You might want to contact the GM's or PD's at your local stations to check on their plans, and tell them that the occasion should be celebrated appropriately with a final goodbye video and sign-off statement/National Anthem.
I can guarantee you that every GM and PD in this market has bigger and better things to worry about.
And as I keep pointing out, the last message any of us in the business want to send right now is anything having to do with "final" or "goodbye." The message is, "we're not going anywhere."

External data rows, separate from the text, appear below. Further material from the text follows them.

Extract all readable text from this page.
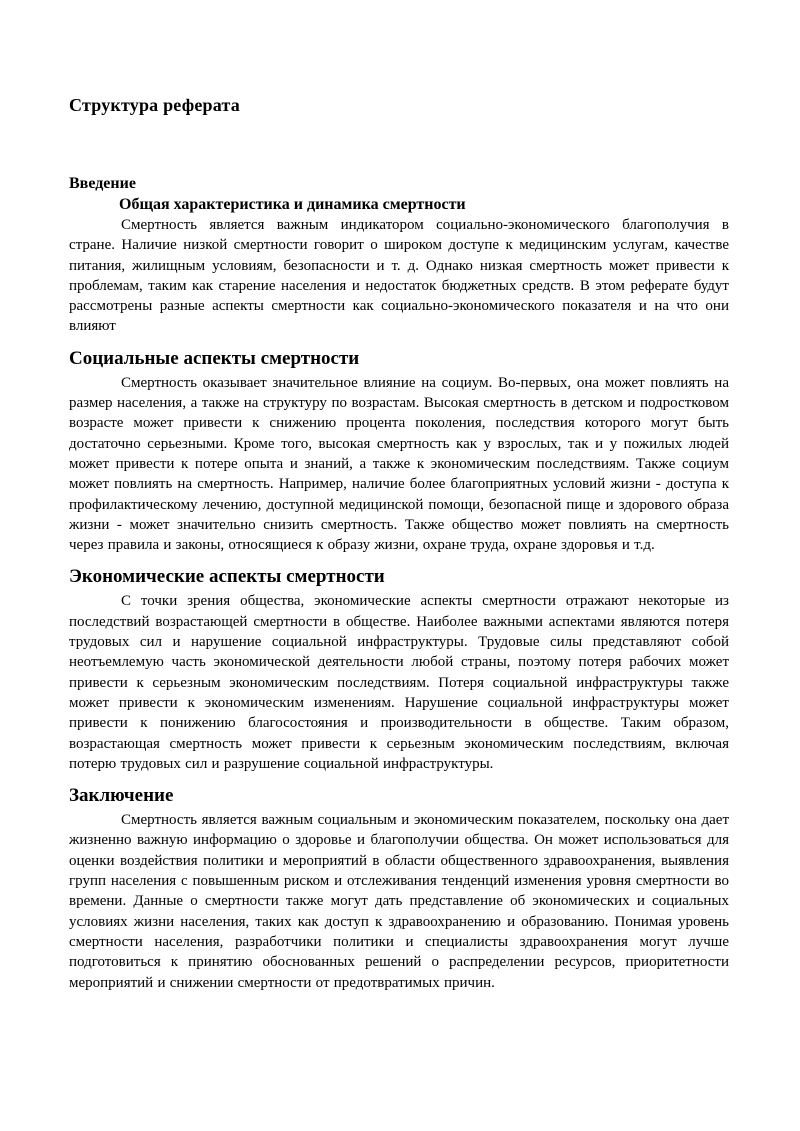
Структура реферата
Введение
Общая характеристика и динамика смертности

Смертность является важным индикатором социально-экономического благополучия в стране. Наличие низкой смертности говорит о широком доступе к медицинским услугам, качестве питания, жилищным условиям, безопасности и т. д. Однако низкая смертность может привести к проблемам, таким как старение населения и недостаток бюджетных средств. В этом реферате будут рассмотрены разные аспекты смертности как социально-экономического показателя и на что они влияют

Социальные аспекты смертности

Смертность оказывает значительное влияние на социум. Во-первых, она может повлиять на размер населения, а также на структуру по возрастам. Высокая смертность в детском и подростковом возрасте может привести к снижению процента поколения, последствия которого могут быть достаточно серьезными. Кроме того, высокая смертность как у взрослых, так и у пожилых людей может привести к потере опыта и знаний, а также к экономическим последствиям. Также социум может повлиять на смертность. Например, наличие более благоприятных условий жизни - доступа к профилактическому лечению, доступной медицинской помощи, безопасной пище и здорового образа жизни - может значительно снизить смертность. Также общество может повлиять на смертность через правила и законы, относящиеся к образу жизни, охране труда, охране здоровья и т.д.

Экономические аспекты смертности

С точки зрения общества, экономические аспекты смертности отражают некоторые из последствий возрастающей смертности в обществе. Наиболее важными аспектами являются потеря трудовых сил и нарушение социальной инфраструктуры. Трудовые силы представляют собой неотъемлемую часть экономической деятельности любой страны, поэтому потеря рабочих может привести к серьезным экономическим последствиям. Потеря социальной инфраструктуры также может привести к экономическим изменениям. Нарушение социальной инфраструктуры может привести к понижению благосостояния и производительности в обществе. Таким образом, возрастающая смертность может привести к серьезным экономическим последствиям, включая потерю трудовых сил и разрушение социальной инфраструктуры.

Заключение

Смертность является важным социальным и экономическим показателем, поскольку она дает жизненно важную информацию о здоровье и благополучии общества. Он может использоваться для оценки воздействия политики и мероприятий в области общественного здравоохранения, выявления групп населения с повышенным риском и отслеживания тенденций изменения уровня смертности во времени. Данные о смертности также могут дать представление об экономических и социальных условиях жизни населения, таких как доступ к здравоохранению и образованию. Понимая уровень смертности населения, разработчики политики и специалисты здравоохранения могут лучше подготовиться к принятию обоснованных решений о распределении ресурсов, приоритетности мероприятий и снижении смертности от предотвратимых причин.
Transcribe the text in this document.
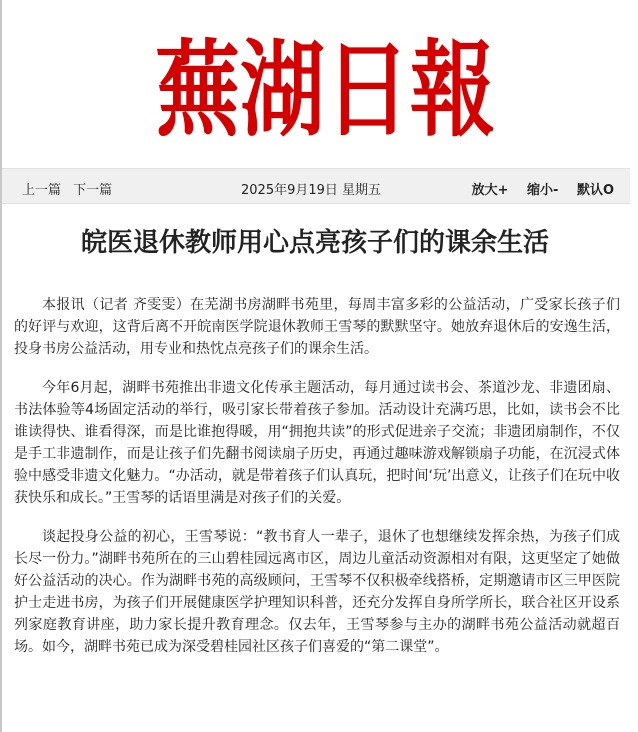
蕪湖日報
上一篇 下一篇	2025年9月19日 星期五	放大+ 缩小- 默认O
皖医退休教师用心点亮孩子们的课余生活

本报讯（记者 齐雯雯）在芜湖书房湖畔书苑里，每周丰富多彩的公益活动，广受家长孩子们的好评与欢迎，这背后离不开皖南医学院退休教师王雪琴的默默坚守。她放弃退休后的安逸生活，投身书房公益活动，用专业和热忱点亮孩子们的课余生活。

今年6月起，湖畔书苑推出非遗文化传承主题活动，每月通过读书会、茶道沙龙、非遗团扇、书法体验等4场固定活动的举行，吸引家长带着孩子参加。活动设计充满巧思，比如，读书会不比谁读得快、谁看得深，而是比谁抱得暖，用“拥抱共读”的形式促进亲子交流；非遗团扇制作，不仅是手工非遗制作，而是让孩子们先翻书阅读扇子历史，再通过趣味游戏解锁扇子功能，在沉浸式体验中感受非遗文化魅力。“办活动，就是带着孩子们认真玩，把时间‘玩’出意义，让孩子们在玩中收获快乐和成长。”王雪琴的话语里满是对孩子们的关爱。

谈起投身公益的初心，王雪琴说：“教书育人一辈子，退休了也想继续发挥余热，为孩子们成长尽一份力。”湖畔书苑所在的三山碧桂园远离市区，周边儿童活动资源相对有限，这更坚定了她做好公益活动的决心。作为湖畔书苑的高级顾问，王雪琴不仅积极牵线搭桥，定期邀请市区三甲医院护士走进书房，为孩子们开展健康医学护理知识科普，还充分发挥自身所学所长，联合社区开设系列家庭教育讲座，助力家长提升教育理念。仅去年，王雪琴参与主办的湖畔书苑公益活动就超百场。如今，湖畔书苑已成为深受碧桂园社区孩子们喜爱的“第二课堂”。
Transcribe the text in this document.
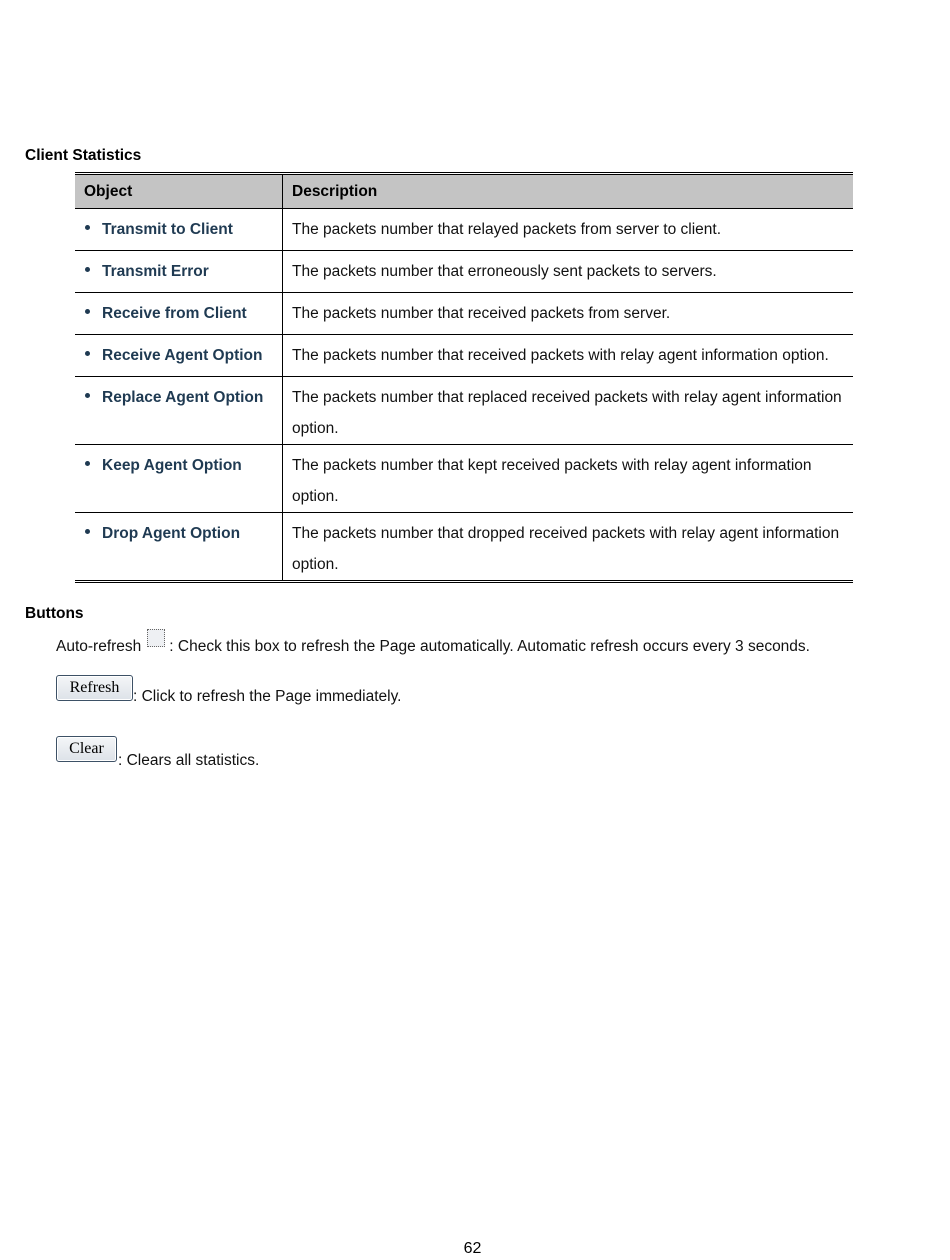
Client Statistics
Object	Description
Transmit to Client	The packets number that relayed packets from server to client.
Transmit Error	The packets number that erroneously sent packets to servers.
Receive from Client	The packets number that received packets from server.
Receive Agent Option	The packets number that received packets with relay agent information option.
Replace Agent Option	The packets number that replaced received packets with relay agent information option.
Keep Agent Option	The packets number that kept received packets with relay agent information option.
Drop Agent Option	The packets number that dropped received packets with relay agent information option.
Buttons
Auto-refresh : Check this box to refresh the Page automatically. Automatic refresh occurs every 3 seconds.
Refresh
: Click to refresh the Page immediately.
Clear
: Clears all statistics.
62
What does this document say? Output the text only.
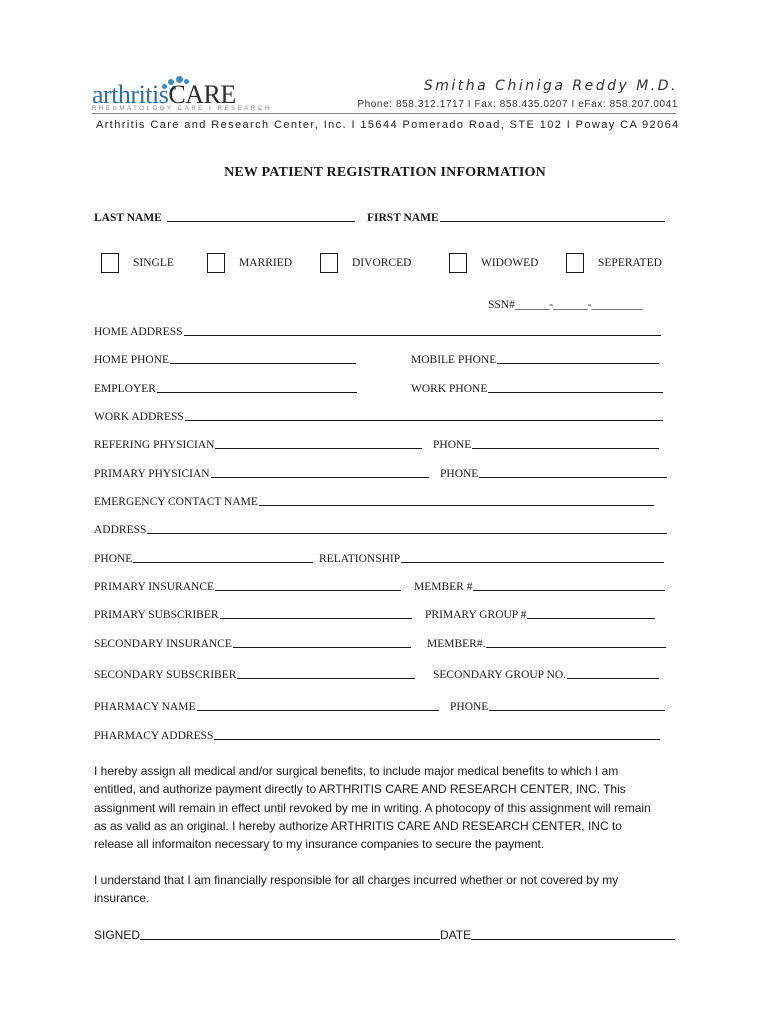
arthritisCARE
RHEUMATOLOGY CARE | RESEARCH
Smitha Chiniga Reddy M.D.
Phone: 858.312.1717 I Fax: 858.435.0207 I eFax: 858.207.0041
Arthritis Care and Research Center, Inc. I 15644 Pomerado Road, STE 102 I Poway CA 92064
NEW PATIENT REGISTRATION INFORMATION
LAST NAME	FIRST NAME
SINGLE	MARRIED	DIVORCED	WIDOWED	SEPERATED
SSN#______-______-_________
HOME ADDRESS
HOME PHONE	MOBILE PHONE
EMPLOYER	WORK PHONE
WORK ADDRESS
REFERING PHYSICIAN	PHONE
PRIMARY PHYSICIAN	PHONE
EMERGENCY CONTACT NAME
ADDRESS
PHONE	RELATIONSHIP
PRIMARY INSURANCE	MEMBER #
PRIMARY SUBSCRIBER	PRIMARY GROUP #
SECONDARY INSURANCE	MEMBER#.
SECONDARY SUBSCRIBER	SECONDARY GROUP NO.
PHARMACY NAME	PHONE
PHARMACY ADDRESS
I hereby assign all medical and/or surgical benefits, to include major medical benefits to which I am entitled, and authorize payment directly to ARTHRITIS CARE AND RESEARCH CENTER, INC. This assignment will remain in effect until revoked by me in writing. A photocopy of this assignment will remain as as valid as an original. I hereby authorize ARTHRITIS CARE AND RESEARCH CENTER, INC to release all informaiton necessary to my insurance companies to secure the payment.
I understand that I am financially responsible for all charges incurred whether or not covered by my insurance.
SIGNED	DATE
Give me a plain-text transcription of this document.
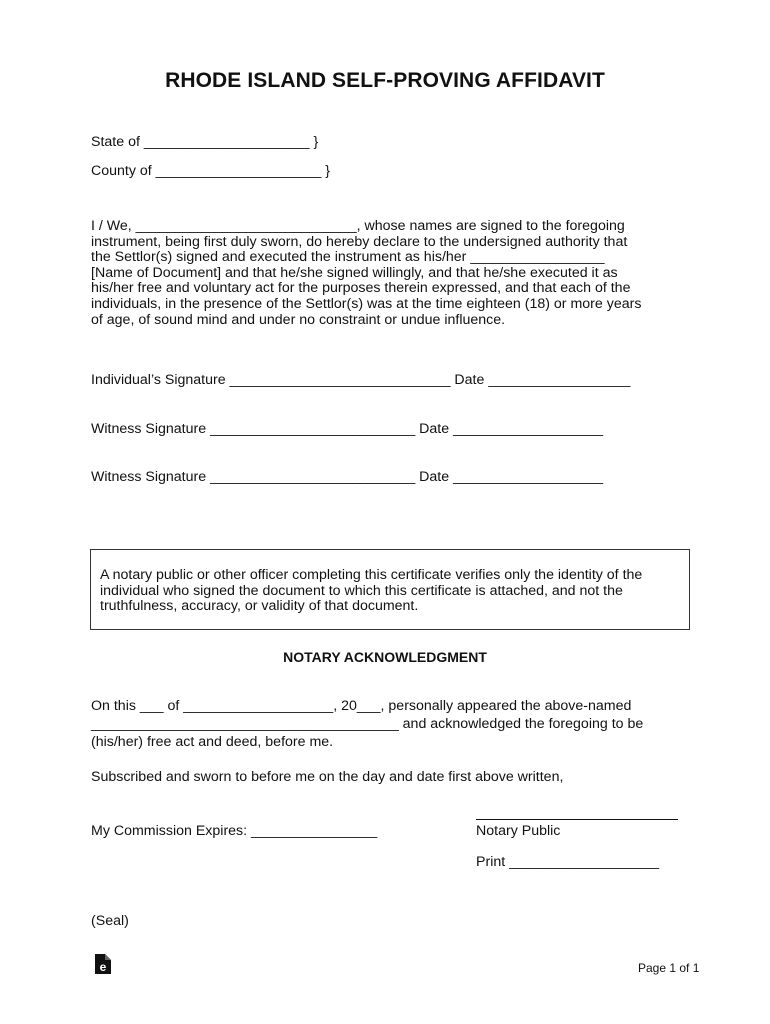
RHODE ISLAND SELF-PROVING AFFIDAVIT
State of _____________________ }
County of _____________________ }
I / We, ____________________________, whose names are signed to the foregoing
instrument, being first duly sworn, do hereby declare to the undersigned authority that
the Settlor(s) signed and executed the instrument as his/her _________________
[Name of Document] and that he/she signed willingly, and that he/she executed it as
his/her free and voluntary act for the purposes therein expressed, and that each of the
individuals, in the presence of the Settlor(s) was at the time eighteen (18) or more years
of age, of sound mind and under no constraint or undue influence.
Individual’s Signature ____________________________ Date __________________
Witness Signature __________________________ Date ___________________
Witness Signature __________________________ Date ___________________
A notary public or other officer completing this certificate verifies only the identity of the
individual who signed the document to which this certificate is attached, and not the
truthfulness, accuracy, or validity of that document.
NOTARY ACKNOWLEDGMENT
On this ___ of ___________________, 20___, personally appeared the above-named
_______________________________________ and acknowledged the foregoing to be
(his/her) free act and deed, before me.
Subscribed and sworn to before me on the day and date first above written,
My Commission Expires: ________________	Notary Public
Print ___________________
(Seal)
e	Page 1 of 1
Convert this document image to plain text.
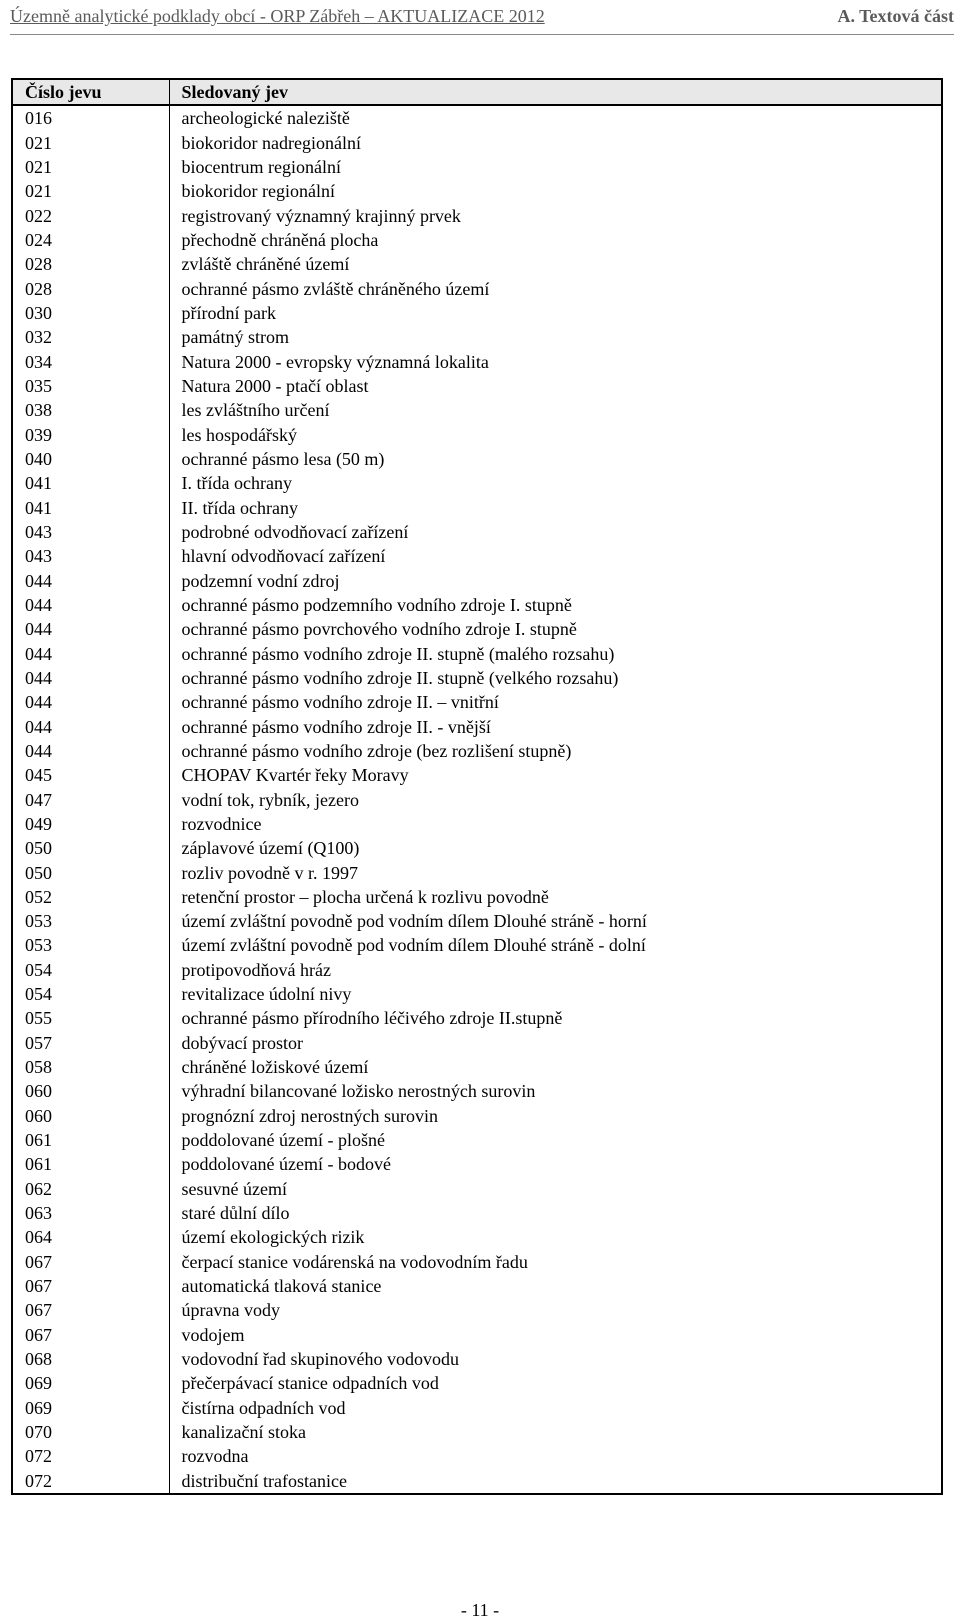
Územně analytické podklady obcí - ORP Zábřeh – AKTUALIZACE 2012	A. Textová část
Číslo jevu	Sledovaný jev
016	archeologické naleziště
021	biokoridor nadregionální
021	biocentrum regionální
021	biokoridor regionální
022	registrovaný významný krajinný prvek
024	přechodně chráněná plocha
028	zvláště chráněné území
028	ochranné pásmo zvláště chráněného území
030	přírodní park
032	památný strom
034	Natura 2000 - evropsky významná lokalita
035	Natura 2000 - ptačí oblast
038	les zvláštního určení
039	les hospodářský
040	ochranné pásmo lesa (50 m)
041	I. třída ochrany
041	II. třída ochrany
043	podrobné odvodňovací zařízení
043	hlavní odvodňovací zařízení
044	podzemní vodní zdroj
044	ochranné pásmo podzemního vodního zdroje I. stupně
044	ochranné pásmo povrchového vodního zdroje I. stupně
044	ochranné pásmo vodního zdroje II. stupně (malého rozsahu)
044	ochranné pásmo vodního zdroje II. stupně (velkého rozsahu)
044	ochranné pásmo vodního zdroje II. – vnitřní
044	ochranné pásmo vodního zdroje II. - vnější
044	ochranné pásmo vodního zdroje (bez rozlišení stupně)
045	CHOPAV Kvartér řeky Moravy
047	vodní tok, rybník, jezero
049	rozvodnice
050	záplavové území (Q100)
050	rozliv povodně v r. 1997
052	retenční prostor – plocha určená k rozlivu povodně
053	území zvláštní povodně pod vodním dílem Dlouhé stráně - horní
053	území zvláštní povodně pod vodním dílem Dlouhé stráně - dolní
054	protipovodňová hráz
054	revitalizace údolní nivy
055	ochranné pásmo přírodního léčivého zdroje II.stupně
057	dobývací prostor
058	chráněné ložiskové území
060	výhradní bilancované ložisko nerostných surovin
060	prognózní zdroj nerostných surovin
061	poddolované území - plošné
061	poddolované území - bodové
062	sesuvné území
063	staré důlní dílo
064	území ekologických rizik
067	čerpací stanice vodárenská na vodovodním řadu
067	automatická tlaková stanice
067	úpravna vody
067	vodojem
068	vodovodní řad skupinového vodovodu
069	přečerpávací stanice odpadních vod
069	čistírna odpadních vod
070	kanalizační stoka
072	rozvodna
072	distribuční trafostanice
- 11 -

Going into this process, the transition already affected only 18% of our potential viewing audience (we have 82% cable/satellite penetration, which is very low on a national level). With diligent promotion of the transition over the last year or so, we believe we have that down to no more than 8-10% that's still watching OTA analog, and the goal of the next few weeks will be to drive that number down to zero.
If more than 2-3% of our audience is still watching analog on the night of Feb. 17, we've done something wrong. There will be no special programming, no video montage, no national anthem. The 82% of our viewers watching on cable or satellite will see Charlie Rose keep on going at midnight. The 15% watching on our DTV channel will see Charlie Rose keep on going at midnight. The remainder will have spent the day watching snippets of programming interrupted by fullscreen messages and crawls giving our phonebank number so we can get them converted, even at the last minute...and at midnight, we'll hit that red button and they'll see a screen full of snow.
(Assuming, that is, that the old Harris up on the hill even makes it that long. If it dies between now and then, that's it.)
Look, I'm as romantic about the long history of analog TV as anyone. I've spent more summer afternoons than I can count watching the snow on channels 2 and 3 give way to E-skip from Kansas and Nebraska and Louisiana and Florida, and I'll miss that like crazy when it's gone.
But from the point of view of a broadcaster, not a DXer or historian, that's not where most of our audience is. They just want to watch Charlie Rose - or Leno, or Letterman, or Nightline - that night, and the highest and best service we can provide them as broadcasters (especially after they've gone to the trouble of getting the boxes and hooking them up) is to give them just what they expect, without the confusion of a "goodbye" message on a channel that, for them, won't be going away at all.